Nous avons choisi l'ondelette Db20 car elle ressemble un peu au signal d'impulsion. Si nous ne savions pas a priori à quoi ressemblait l'événement, nous pourrions essayer plusieurs ondelettes (facilement commutables dans le logiciel) pour voir laquelle produisait un affichage CWT avec les points les plus brillants (indiquant la meilleure corrélation). Cela nous dirait quelque chose sur la forme de l'événement.

Pour l'exemple de didacticiel simple ci-dessus, nous aurions pu discerner visuellement l'emplacement et la fréquence de l'impulsion (A). L'exemple suivant est un peu plus représentatif des ondelettes dans le monde réel où l'emplacement et la fréquence ne sont pas visibles à l'œil nu.

Voir l'exemple ci-dessous,

entrez la description de l'image ici

Les ondelettes peuvent être utilisées pour analyser les événements locaux.

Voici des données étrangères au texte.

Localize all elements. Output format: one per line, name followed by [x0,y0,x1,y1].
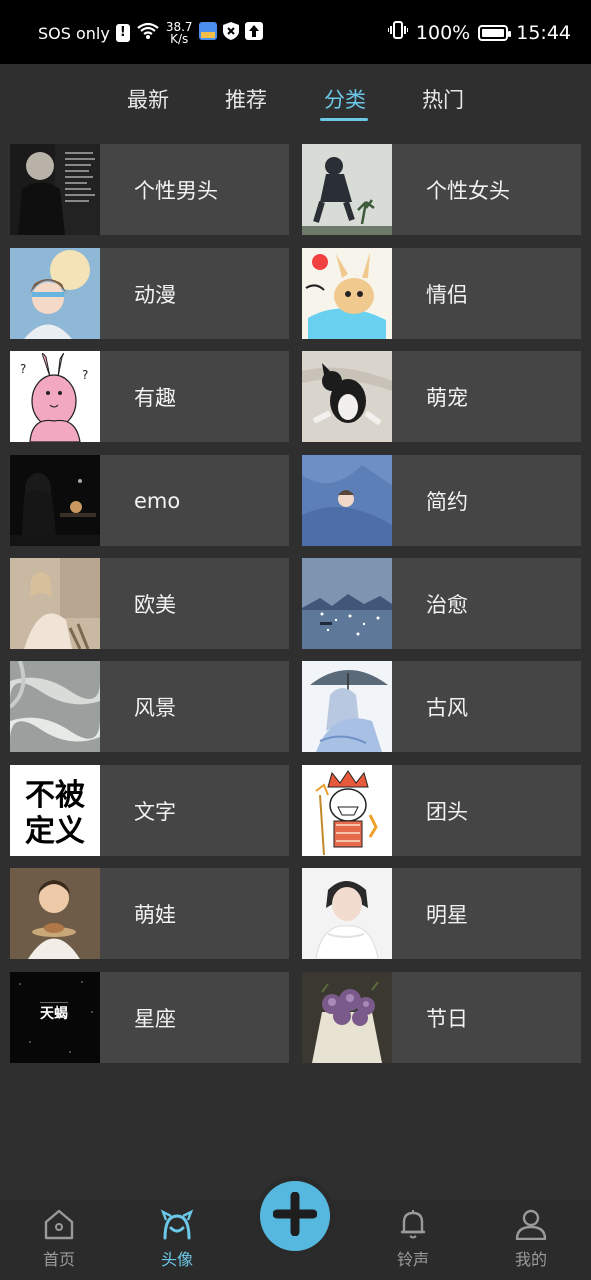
thumb-image: 不被 定义 [10,765,100,856]
category-card-group-avatar[interactable]: 团头 [302,765,581,856]
wifi-icon [136,22,160,44]
status-right: 100% 15:44 [386,20,571,45]
thumb-image [302,144,392,235]
thumb-image: ?? [10,351,100,442]
category-card-celebrities[interactable]: 明星 [302,868,581,959]
category-card-healing[interactable]: 治愈 [302,558,581,649]
user-icon [514,1209,548,1244]
nav-profile[interactable]: 我的 [491,1208,571,1270]
thumb-image [10,248,100,339]
nav-label: 铃声 [396,1250,429,1269]
category-card-pets[interactable]: 萌宠 [302,351,581,442]
category-card-text[interactable]: 不被 定义 文字 [10,765,289,856]
category-label: 动漫 [134,282,176,307]
thumb-image [302,972,392,1063]
thumb-text-line-2: 定义 [25,814,85,849]
nav-home[interactable]: 首页 [19,1208,99,1270]
category-label: 治愈 [426,592,468,617]
category-card-funny[interactable]: ?? 有趣 [10,351,289,442]
thumb-image [10,558,100,649]
thumb-image [10,455,100,546]
category-label: 情侣 [426,282,468,307]
plus-icon [272,1191,318,1240]
category-label: 文字 [134,799,176,824]
svg-text:?: ? [82,368,88,382]
category-label: 节日 [426,1006,468,1031]
category-card-ancient-style[interactable]: 古风 [302,661,581,752]
thumb-image [302,868,392,959]
category-label: 个性男头 [134,178,218,203]
category-label: emo [134,488,181,513]
tab-latest[interactable]: 最新 [127,84,169,114]
home-icon [42,1209,76,1244]
app-notification-icon [198,22,217,44]
status-left: SOS only ! 38.7 K/s [38,21,263,45]
category-card-anime[interactable]: 动漫 [10,248,289,339]
category-label: 简约 [426,489,468,514]
category-label: 个性女头 [426,178,510,203]
category-card-festival[interactable]: 节日 [302,972,581,1063]
status-bar: SOS only ! 38.7 K/s 100% 15:44 [0,0,591,64]
thumb-text-line-1: 不被 [25,778,85,813]
active-tab-indicator [320,118,368,121]
category-card-western[interactable]: 欧美 [10,558,289,649]
thumb-image [302,351,392,442]
category-card-male-avatar[interactable]: 个性男头 [10,144,289,235]
thumb-image [302,248,392,339]
category-label: 风景 [134,695,176,720]
thumb-image: 天蝎 [10,972,100,1063]
create-button[interactable] [255,1176,335,1256]
carrier-text: SOS only [38,23,110,43]
category-card-female-avatar[interactable]: 个性女头 [302,144,581,235]
category-label: 萌宠 [426,385,468,410]
vibrate-icon [386,20,409,45]
thumb-image [10,144,100,235]
battery-icon [478,24,512,41]
category-label: 有趣 [134,385,176,410]
net-speed: 38.7 K/s [166,21,193,45]
nav-ringtone[interactable]: 铃声 [373,1208,453,1270]
tab-recommended[interactable]: 推荐 [225,84,267,114]
thumb-image [10,868,100,959]
category-label: 萌娃 [134,902,176,927]
bell-icon [396,1210,430,1244]
upload-icon [244,22,263,44]
thumb-image [10,661,100,752]
category-card-minimal[interactable]: 简约 [302,455,581,546]
thumb-image [302,455,392,546]
nav-label: 头像 [160,1250,193,1269]
category-label: 团头 [426,799,468,824]
category-label: 古风 [426,695,468,720]
category-tabs: 最新 推荐 分类 热门 [0,64,591,134]
category-card-cute-kids[interactable]: 萌娃 [10,868,289,959]
category-label: 欧美 [134,592,176,617]
category-card-couple[interactable]: 情侣 [302,248,581,339]
thumb-image [302,661,392,752]
shield-x-icon [222,22,239,44]
tab-popular[interactable]: 热门 [422,84,464,114]
category-card-scenery[interactable]: 风景 [10,661,289,752]
thumb-image [302,558,392,649]
net-speed-unit: K/s [170,32,189,46]
nav-label: 首页 [42,1250,75,1269]
category-card-emo[interactable]: emo [10,455,289,546]
thumb-constellation-text: 天蝎 [40,1005,68,1022]
avatar-face-icon [160,1209,194,1244]
create-button-circle [260,1181,330,1251]
nav-avatar[interactable]: 头像 [137,1208,217,1270]
category-label: 明星 [426,902,468,927]
battery-percent: 100% [415,21,471,44]
tab-category[interactable]: 分类 [324,84,366,114]
thumb-image [302,765,392,856]
category-card-constellation[interactable]: 天蝎 星座 [10,972,289,1063]
alert-icon: ! [115,24,130,42]
nav-label: 我的 [514,1250,547,1269]
category-label: 星座 [134,1006,176,1031]
clock: 15:44 [516,21,571,44]
svg-text:?: ? [20,362,26,376]
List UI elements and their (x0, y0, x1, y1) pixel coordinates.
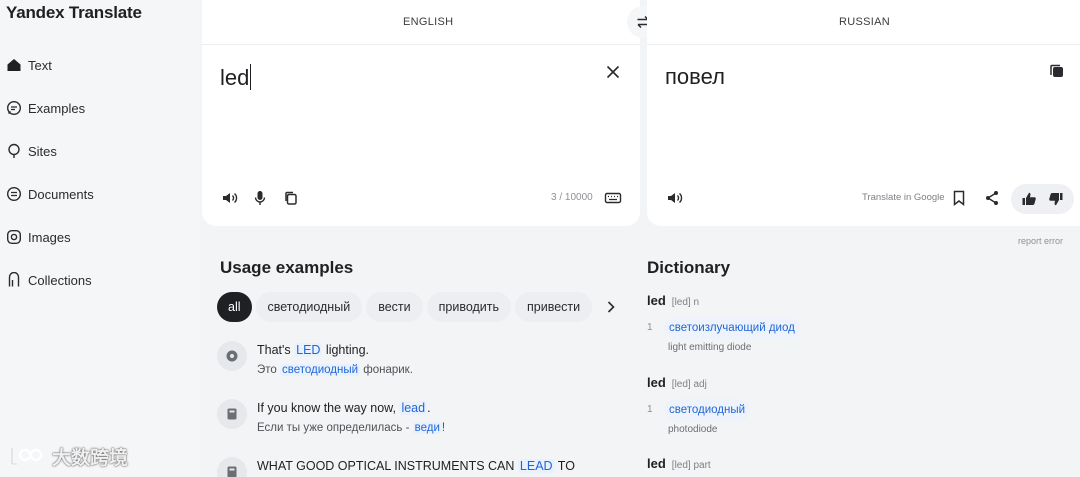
bookmark-icon (953, 190, 965, 207)
sidebar-item-documents[interactable]: Documents (6, 182, 94, 206)
dictionary-pos: [led] part (671, 460, 711, 471)
usage-filter-chips: all светодиодный вести приводить привест… (217, 292, 622, 322)
keyboard-icon (604, 192, 622, 204)
example-highlight[interactable]: светодиодный (280, 364, 361, 376)
globe-pin-icon (8, 143, 20, 158)
target-language-select[interactable]: RUSSIAN (839, 16, 890, 28)
thumbs-down-icon[interactable] (1048, 191, 1064, 207)
chip-privesti[interactable]: привести (515, 292, 593, 322)
dictionary-pos: [led] adj (671, 379, 707, 390)
report-error-link[interactable]: report error (1018, 236, 1063, 246)
sidebar-item-examples[interactable]: Examples (6, 96, 85, 120)
book-icon (227, 466, 237, 477)
listen-translation-button[interactable] (663, 186, 687, 210)
bookmark-icon (8, 272, 20, 287)
sidebar-item-images[interactable]: Images (6, 225, 71, 249)
sidebar: Yandex Translate Text Examples Sites Doc… (0, 0, 200, 477)
watermark: 大数跨境 (8, 443, 128, 470)
listen-source-button[interactable] (218, 186, 242, 210)
source-type-badge (217, 399, 247, 429)
example-highlight[interactable]: LEAD (517, 459, 555, 473)
watermark-text: 大数跨境 (52, 448, 129, 469)
close-icon (606, 65, 620, 79)
sidebar-item-label: Text (28, 57, 52, 73)
sidebar-item-label: Examples (28, 100, 86, 116)
chip-all[interactable]: all (217, 292, 252, 322)
dictionary-gloss: photodiode (668, 424, 718, 435)
speech-bubble-icon (6, 100, 22, 116)
source-panel: ENGLISH led 3 / 10000 (202, 0, 640, 226)
copy-source-button[interactable] (279, 186, 303, 210)
dictionary-entry: led [led] adj 1 светодиодный photodiode (647, 374, 751, 435)
example-russian: Это светодиодный фонарик. (257, 364, 413, 376)
sense-number: 1 (647, 404, 653, 415)
source-text-value: led (220, 65, 250, 90)
sidebar-item-label: Documents (28, 186, 94, 202)
translation-output: повел (665, 64, 725, 89)
dictionary-entry: led [led] n 1 светоизлучающий диод light … (647, 292, 800, 353)
film-reel-icon (226, 350, 238, 362)
dictionary-headword: led (647, 456, 666, 471)
save-to-collection-button[interactable] (947, 186, 971, 210)
copy-icon (1050, 64, 1063, 77)
chevron-right-icon (608, 301, 615, 313)
example-highlight[interactable]: LED (294, 343, 323, 357)
sidebar-item-label: Sites (28, 143, 57, 159)
char-counter: 3 / 10000 (551, 192, 593, 203)
dictionary-title: Dictionary (647, 258, 731, 277)
sidebar-item-sites[interactable]: Sites (6, 139, 57, 163)
example-english: If you know the way now, lead. (257, 401, 431, 415)
speaker-icon (223, 192, 238, 204)
document-icon (6, 186, 22, 202)
thumbs-up-icon[interactable] (1021, 191, 1037, 207)
source-language-select[interactable]: ENGLISH (403, 16, 453, 28)
share-button[interactable] (980, 186, 1004, 210)
dictionary-pos: [led] n (671, 297, 700, 308)
dictionary-headword: led (647, 375, 666, 390)
dictionary-gloss: light emitting diode (668, 342, 752, 353)
sidebar-item-text[interactable]: Text (6, 53, 52, 77)
source-type-badge (217, 341, 247, 371)
sense-number: 1 (647, 322, 653, 333)
dictionary-translation[interactable]: светодиодный (664, 399, 751, 421)
copy-translation-button[interactable] (1045, 60, 1069, 84)
chips-next-button[interactable] (600, 292, 622, 322)
sidebar-item-label: Collections (28, 272, 92, 288)
speaker-icon (668, 192, 683, 204)
sidebar-item-collections[interactable]: Collections (6, 268, 92, 292)
dictionary-headword: led (647, 293, 666, 308)
chip-vesti[interactable]: вести (366, 292, 423, 322)
book-icon (227, 408, 237, 420)
target-panel: RUSSIAN повел Translate in Google (647, 0, 1080, 226)
example-english: That's LED lighting. (257, 343, 370, 357)
sidebar-item-label: Images (28, 229, 71, 245)
source-type-badge (217, 457, 247, 477)
watermark-logo-icon (10, 447, 43, 465)
translate-in-google-link[interactable]: Translate in Google (862, 192, 945, 203)
dictionary-entry: led [led] part (647, 455, 711, 473)
usage-examples-title: Usage examples (220, 258, 354, 277)
clear-button[interactable] (601, 60, 625, 84)
example-english: WHAT GOOD OPTICAL INSTRUMENTS CAN LEAD T… (257, 459, 575, 473)
feedback-group (1011, 184, 1074, 214)
microphone-icon (254, 191, 266, 205)
text-caret (250, 64, 252, 90)
home-icon (7, 59, 21, 71)
divider (202, 44, 640, 45)
source-text-input[interactable]: led (220, 64, 252, 91)
example-highlight[interactable]: веди (412, 422, 442, 434)
voice-input-button[interactable] (248, 186, 272, 210)
example-russian: Если ты уже определилась - веди! (257, 422, 446, 434)
camera-icon (7, 230, 22, 245)
chip-privodit[interactable]: приводить (426, 292, 512, 322)
example-highlight[interactable]: lead (399, 401, 428, 415)
share-icon (986, 191, 998, 205)
copy-icon (285, 191, 297, 205)
dictionary-translation[interactable]: светоизлучающий диод (664, 317, 800, 339)
app-logo[interactable]: Yandex Translate (6, 3, 142, 23)
virtual-keyboard-button[interactable] (601, 186, 625, 210)
divider (647, 44, 1080, 45)
chip-svetodiodny[interactable]: светодиодный (255, 292, 363, 322)
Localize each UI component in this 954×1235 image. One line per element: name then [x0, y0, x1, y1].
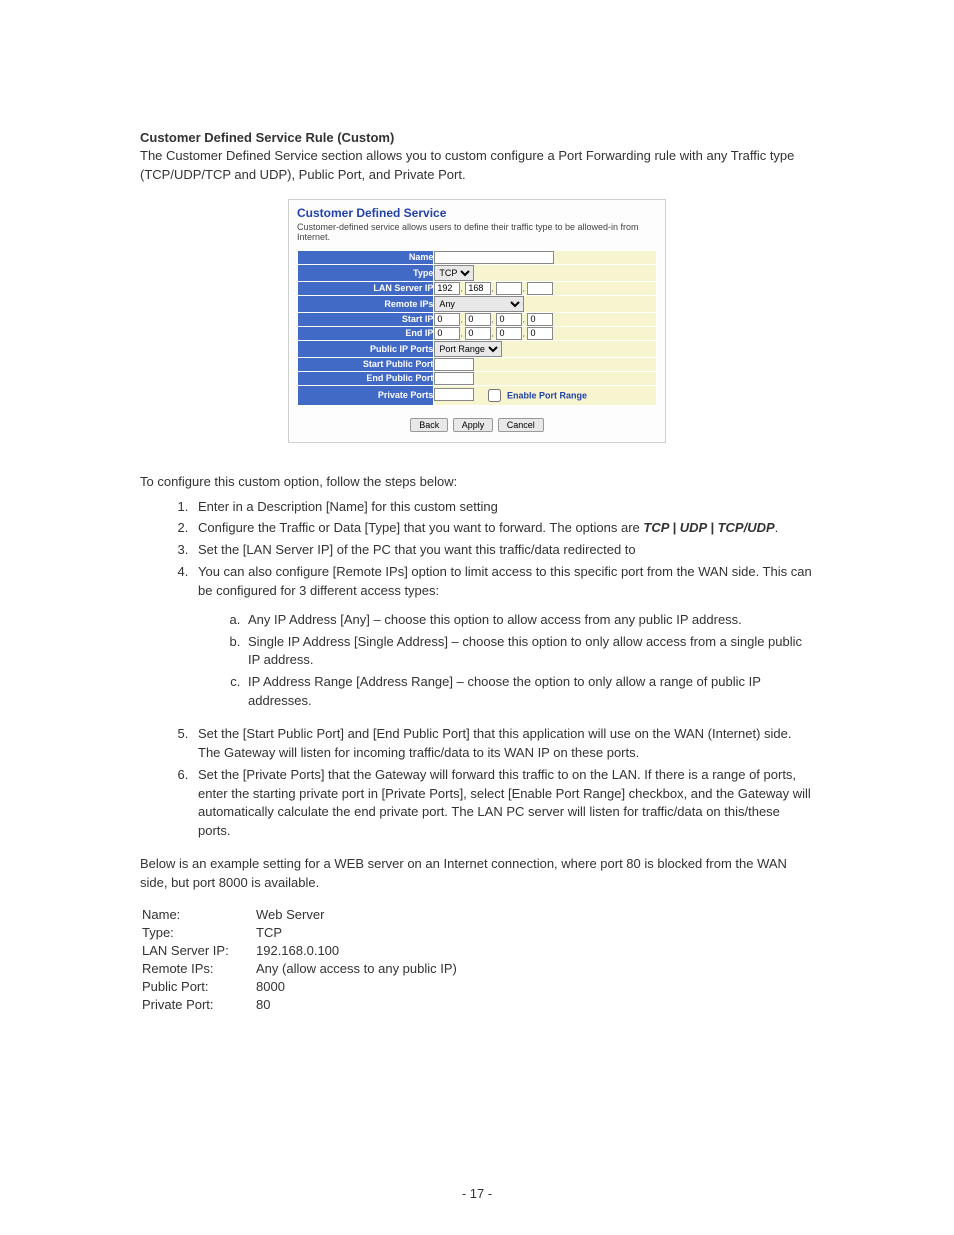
example-table: Name:Web Server Type:TCP LAN Server IP:1…: [140, 905, 463, 1015]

Nous construisons un signal d'onde sinusoïdale variant lentement de 300 points et ajoutons un minuscule «pépin» ou discontinuité (en pente) au temps = 180. Nous ne remarquerions pas le pépin à moins de regarder le gros plan (b).

Voyons maintenant comment FFT affichera ce Glitch, jetez un œil, entrez la description de l'image ici

La faible fréquence de l'onde sinusoïdale est facile à remarquer, mais le petit problème n'est pas visible.

Mais si nous utilisons CWT au lieu de FFT, il affichera clairement ce problème, entrez la description de l'image ici

Comme vous pouvez le voir, l'affichage des ondelettes CWT montre clairement une ligne verticale au temps = 180 et à des échelles basses. (L'ondelette a très peu d'étirement à de faibles échelles, ce qui indique que le pépin était très court.) Le CWT se compare également bien à la grande onde sinusoïdale oscillante qui cache le pépin. À ces échelles supérieures, l'ondelette a été étirée (à une fréquence plus basse) et "trouve" ainsi le pic et la vallée de l'onde sinusoïdale à un temps = 75 et 225, Pour cette courte discontinuité, nous avons utilisé un Db4 court à 4 points ondelette (comme indiqué) pour une meilleure comparaison.